Numerosi frammenti di altari, di antefisse, un donario, alcune monete si rinvennero nelle due campagne di scavo.
Dal
'75 al '79 fu progettato e realizzato l'intervento di restauro
conservativo della chiesa sotto la direzione dell'ing. Roberto Marta. u
rinforzato il manto di copertura della Cattedrale e del campanile e
sistemato il cortile del Vescovado; fu inoltre liberata la chiesa da
tutte le strutture esterne che vi si appoggiavano precludendo la visione
completa delle murature in opera quadrata e del podio.
L'intervento
di restauro fu condotto il modo "filologicamente" attento senza
privilegiare alcuna epoca in particolare, ma conferendo uguale
importanza a tutte le fasi costruttive, conservandole o almeno
documentandole: ad esempio, la monofora graffita all'interno, sulla
porta d'accesso all'ufficio parrocchiale, le monofore visibili
dall'esterno, il taglio verticale a destra del portale sul lato
sinistro, intendono documentare la struttura e la primitiva limitazione
della chiesa nella fase romanica.
L'ing.
Marta, abbassando il cortile del Vescovado ed eliminando la breve rampa
d'accesso alla chiesa, pose in giusta evidenza il podio, ma limitò la
funzione del magnifico portale settecentesco che restava, a suo dire,
"come una bocca spalancata sul vuoto".
L'interno,
libero dagli intonaci e dai marmi profusi negli anni '60, asunse
un'atmosfera più raccolta. Nel suo libro, il progettista presenta un
ampio repertorio iconografico e traccia lo sviluppo architettonico
dell'edificio nella storia.
In
un contributo del prof. Marcello Rizzello si puntualizza che
l'orientamento del tempio non è certo N-S, come affermato nella
relazione della Soprintendenza archeologica, ma grossomodo E-W,
riducendo quindi l'ipotesi che si trattasse di un Capitolium,
tradizionalmente così orientato.
Anche
in cartografia antica la chiesa, con il Vescovado ed il Seminario, è
senz'altro riconoscibile.
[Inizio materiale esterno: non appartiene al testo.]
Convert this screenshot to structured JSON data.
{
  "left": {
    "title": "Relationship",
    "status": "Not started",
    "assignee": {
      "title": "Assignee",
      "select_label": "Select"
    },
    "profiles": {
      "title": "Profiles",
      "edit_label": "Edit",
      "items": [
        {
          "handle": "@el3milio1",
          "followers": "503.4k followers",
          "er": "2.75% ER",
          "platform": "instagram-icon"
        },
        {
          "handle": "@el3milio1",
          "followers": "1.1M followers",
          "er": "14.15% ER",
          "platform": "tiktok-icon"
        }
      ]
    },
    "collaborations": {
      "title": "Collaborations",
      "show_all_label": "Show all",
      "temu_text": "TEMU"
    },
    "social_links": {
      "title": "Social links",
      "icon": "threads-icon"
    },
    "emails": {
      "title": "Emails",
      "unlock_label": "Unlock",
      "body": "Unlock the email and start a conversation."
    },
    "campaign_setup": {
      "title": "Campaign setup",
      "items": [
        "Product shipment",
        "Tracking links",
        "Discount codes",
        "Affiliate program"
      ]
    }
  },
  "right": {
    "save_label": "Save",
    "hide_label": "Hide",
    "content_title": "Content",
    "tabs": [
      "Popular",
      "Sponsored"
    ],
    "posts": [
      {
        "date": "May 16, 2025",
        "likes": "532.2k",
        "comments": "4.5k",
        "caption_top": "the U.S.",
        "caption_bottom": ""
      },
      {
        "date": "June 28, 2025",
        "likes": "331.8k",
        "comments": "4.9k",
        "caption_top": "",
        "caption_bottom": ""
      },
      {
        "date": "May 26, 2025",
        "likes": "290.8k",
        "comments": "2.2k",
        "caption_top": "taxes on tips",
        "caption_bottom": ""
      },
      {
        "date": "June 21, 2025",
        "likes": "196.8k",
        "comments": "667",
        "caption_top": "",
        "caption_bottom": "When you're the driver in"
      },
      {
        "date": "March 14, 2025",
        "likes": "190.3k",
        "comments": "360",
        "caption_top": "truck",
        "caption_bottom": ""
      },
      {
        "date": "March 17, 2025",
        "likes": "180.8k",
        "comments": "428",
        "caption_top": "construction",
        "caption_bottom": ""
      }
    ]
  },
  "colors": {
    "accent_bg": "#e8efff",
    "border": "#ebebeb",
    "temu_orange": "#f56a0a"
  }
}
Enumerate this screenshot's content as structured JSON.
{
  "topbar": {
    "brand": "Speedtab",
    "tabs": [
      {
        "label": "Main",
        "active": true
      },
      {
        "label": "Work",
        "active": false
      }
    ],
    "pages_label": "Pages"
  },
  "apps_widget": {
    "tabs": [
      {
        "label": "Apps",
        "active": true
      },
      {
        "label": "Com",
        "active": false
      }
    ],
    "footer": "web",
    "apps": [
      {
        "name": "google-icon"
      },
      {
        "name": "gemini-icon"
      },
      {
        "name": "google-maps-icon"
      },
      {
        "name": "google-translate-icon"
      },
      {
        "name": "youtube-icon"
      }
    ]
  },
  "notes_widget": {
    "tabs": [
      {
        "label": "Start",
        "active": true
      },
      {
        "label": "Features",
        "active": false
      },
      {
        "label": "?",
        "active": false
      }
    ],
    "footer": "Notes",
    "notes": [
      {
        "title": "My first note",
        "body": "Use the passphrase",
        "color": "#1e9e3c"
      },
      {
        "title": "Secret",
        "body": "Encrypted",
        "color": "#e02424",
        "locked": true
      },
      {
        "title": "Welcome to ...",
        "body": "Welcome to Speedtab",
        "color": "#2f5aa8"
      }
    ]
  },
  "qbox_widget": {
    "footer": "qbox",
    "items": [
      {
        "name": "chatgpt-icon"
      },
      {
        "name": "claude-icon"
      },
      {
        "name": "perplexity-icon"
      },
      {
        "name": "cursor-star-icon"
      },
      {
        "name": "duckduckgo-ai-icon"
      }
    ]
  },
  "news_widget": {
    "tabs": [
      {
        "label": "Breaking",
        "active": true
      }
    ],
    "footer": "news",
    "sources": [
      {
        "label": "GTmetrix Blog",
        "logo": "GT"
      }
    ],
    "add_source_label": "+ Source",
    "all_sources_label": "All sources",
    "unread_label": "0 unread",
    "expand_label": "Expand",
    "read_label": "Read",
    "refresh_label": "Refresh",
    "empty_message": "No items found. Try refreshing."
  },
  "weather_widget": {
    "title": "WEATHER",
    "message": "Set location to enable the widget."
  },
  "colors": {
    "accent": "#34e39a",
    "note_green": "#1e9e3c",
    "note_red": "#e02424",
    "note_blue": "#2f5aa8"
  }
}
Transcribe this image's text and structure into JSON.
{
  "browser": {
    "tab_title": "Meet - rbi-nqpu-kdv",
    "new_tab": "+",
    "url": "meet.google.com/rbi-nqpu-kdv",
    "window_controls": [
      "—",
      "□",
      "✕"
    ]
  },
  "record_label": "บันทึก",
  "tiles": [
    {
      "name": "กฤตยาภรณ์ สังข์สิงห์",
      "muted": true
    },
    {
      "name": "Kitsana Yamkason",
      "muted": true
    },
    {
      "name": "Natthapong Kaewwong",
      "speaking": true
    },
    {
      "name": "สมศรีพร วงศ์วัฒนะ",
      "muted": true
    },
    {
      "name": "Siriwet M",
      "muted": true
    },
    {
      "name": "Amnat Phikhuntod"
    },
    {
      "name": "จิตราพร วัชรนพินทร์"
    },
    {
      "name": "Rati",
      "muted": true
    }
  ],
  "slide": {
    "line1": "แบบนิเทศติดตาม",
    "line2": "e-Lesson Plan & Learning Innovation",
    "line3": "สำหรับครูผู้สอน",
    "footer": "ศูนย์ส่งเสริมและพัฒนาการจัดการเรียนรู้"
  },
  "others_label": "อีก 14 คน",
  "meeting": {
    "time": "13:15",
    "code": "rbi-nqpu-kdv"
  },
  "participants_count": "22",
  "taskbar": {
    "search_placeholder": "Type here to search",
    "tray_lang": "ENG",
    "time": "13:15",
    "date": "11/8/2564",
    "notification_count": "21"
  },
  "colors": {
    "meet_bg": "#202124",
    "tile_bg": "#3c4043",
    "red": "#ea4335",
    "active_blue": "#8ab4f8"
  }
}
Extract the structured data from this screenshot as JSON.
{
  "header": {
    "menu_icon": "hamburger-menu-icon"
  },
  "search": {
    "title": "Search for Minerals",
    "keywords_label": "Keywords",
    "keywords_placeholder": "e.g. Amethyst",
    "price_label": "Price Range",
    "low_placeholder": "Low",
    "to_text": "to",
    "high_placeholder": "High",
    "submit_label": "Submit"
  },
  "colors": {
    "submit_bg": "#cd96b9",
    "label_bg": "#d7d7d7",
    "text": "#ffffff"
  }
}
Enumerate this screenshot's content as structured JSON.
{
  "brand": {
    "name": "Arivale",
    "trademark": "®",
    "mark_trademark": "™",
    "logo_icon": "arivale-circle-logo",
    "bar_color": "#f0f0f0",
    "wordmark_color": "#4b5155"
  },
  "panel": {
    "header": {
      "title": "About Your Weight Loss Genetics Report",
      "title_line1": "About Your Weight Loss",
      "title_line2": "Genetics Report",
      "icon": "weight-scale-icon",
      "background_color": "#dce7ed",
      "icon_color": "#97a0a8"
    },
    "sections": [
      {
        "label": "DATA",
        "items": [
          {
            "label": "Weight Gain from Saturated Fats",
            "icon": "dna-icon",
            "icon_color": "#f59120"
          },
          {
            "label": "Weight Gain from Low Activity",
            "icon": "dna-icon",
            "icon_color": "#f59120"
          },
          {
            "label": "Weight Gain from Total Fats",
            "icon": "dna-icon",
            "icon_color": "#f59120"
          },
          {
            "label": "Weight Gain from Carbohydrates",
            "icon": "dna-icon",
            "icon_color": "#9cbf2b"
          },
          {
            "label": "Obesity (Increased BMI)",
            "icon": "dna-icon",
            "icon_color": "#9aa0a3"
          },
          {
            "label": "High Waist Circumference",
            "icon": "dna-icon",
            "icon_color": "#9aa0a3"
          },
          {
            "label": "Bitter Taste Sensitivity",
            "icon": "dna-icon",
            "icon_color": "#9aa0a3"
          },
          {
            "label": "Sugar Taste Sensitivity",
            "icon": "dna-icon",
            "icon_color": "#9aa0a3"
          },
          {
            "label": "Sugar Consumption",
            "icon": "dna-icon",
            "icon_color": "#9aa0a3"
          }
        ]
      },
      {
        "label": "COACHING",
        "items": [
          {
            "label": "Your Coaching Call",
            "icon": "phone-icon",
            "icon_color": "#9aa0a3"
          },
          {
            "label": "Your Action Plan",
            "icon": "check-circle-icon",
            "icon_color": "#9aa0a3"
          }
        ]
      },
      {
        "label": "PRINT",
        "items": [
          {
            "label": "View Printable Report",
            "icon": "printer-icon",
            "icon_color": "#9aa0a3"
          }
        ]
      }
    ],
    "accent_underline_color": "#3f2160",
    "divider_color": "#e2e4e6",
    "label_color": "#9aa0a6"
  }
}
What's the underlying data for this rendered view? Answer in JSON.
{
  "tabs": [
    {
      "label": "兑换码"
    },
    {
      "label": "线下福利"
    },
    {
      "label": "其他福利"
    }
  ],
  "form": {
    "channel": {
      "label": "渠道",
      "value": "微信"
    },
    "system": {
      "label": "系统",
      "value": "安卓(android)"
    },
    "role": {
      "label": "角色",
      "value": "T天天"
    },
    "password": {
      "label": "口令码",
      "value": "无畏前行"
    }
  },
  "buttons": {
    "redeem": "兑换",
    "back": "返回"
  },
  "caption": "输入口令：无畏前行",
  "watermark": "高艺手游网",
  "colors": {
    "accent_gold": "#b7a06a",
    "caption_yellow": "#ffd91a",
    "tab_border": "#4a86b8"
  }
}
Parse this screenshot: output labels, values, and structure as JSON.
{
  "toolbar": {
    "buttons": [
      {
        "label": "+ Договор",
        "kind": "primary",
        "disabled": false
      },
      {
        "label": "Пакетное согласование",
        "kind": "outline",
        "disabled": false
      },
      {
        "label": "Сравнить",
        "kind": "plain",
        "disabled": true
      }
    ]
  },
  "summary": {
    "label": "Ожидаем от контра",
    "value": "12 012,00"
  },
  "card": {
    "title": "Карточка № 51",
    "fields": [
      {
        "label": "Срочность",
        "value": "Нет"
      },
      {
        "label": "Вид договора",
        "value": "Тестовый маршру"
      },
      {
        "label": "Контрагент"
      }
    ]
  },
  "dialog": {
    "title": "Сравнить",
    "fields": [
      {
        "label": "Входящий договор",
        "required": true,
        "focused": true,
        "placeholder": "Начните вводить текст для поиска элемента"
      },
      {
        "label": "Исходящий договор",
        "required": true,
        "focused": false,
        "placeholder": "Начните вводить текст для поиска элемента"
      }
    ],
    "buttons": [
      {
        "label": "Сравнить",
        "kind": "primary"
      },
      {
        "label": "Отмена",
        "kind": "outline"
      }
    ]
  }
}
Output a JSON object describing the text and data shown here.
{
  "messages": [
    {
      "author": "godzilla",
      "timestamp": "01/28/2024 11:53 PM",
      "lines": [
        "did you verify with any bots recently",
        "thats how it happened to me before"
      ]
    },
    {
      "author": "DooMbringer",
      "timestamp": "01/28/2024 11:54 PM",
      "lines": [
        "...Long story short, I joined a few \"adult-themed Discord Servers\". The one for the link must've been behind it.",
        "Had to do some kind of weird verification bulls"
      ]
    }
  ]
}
Nell'altorilievo a stucco del '600, conservato
nel castello Boncompagni ad Isola del Liri, S.Maria è addossata alle
mura; con simile collocazione è rappresentata in una litografia
dell'opera di G.B. Pacichelli e in un cabreo dell'inizio del sec XVIII
dove s'intravvede l'edificio nella parte esterna dell'abitato e si nota
che il lato settentrionale si inserisce nel circuito murario. La
facciata appare ripartita e il campanile svetta su tre piani.
In
una pianta della fine del '700 (FOTO 1) redatta dall'arch. Giuseppe
Giordano, la chiesa è suddivisa in tre navate, l'area presbiteriale da
due muri che separano la zona centrale dalle due cappelle laterali in cornu Epistulae e in cornu Evangeli. si riportano anche la porta d'Abruzzi e l'ampio spazio riservato alla piazza antistante.
L'edificio
è riproposto in una litografia (FOTO 2) dei primi anni del sec XIX da
un punto di osservazione originale e inconsueto che privilegia il lato
settentrionale della chiesa; in primo piano, il fornice della porta si
apre accanto al bastione; tutto il corpo di fabbrica appare più
imponente ed elevato, forse per una raffigurazione infedele e fantasiosa
o per un minore interro in quell'epoca.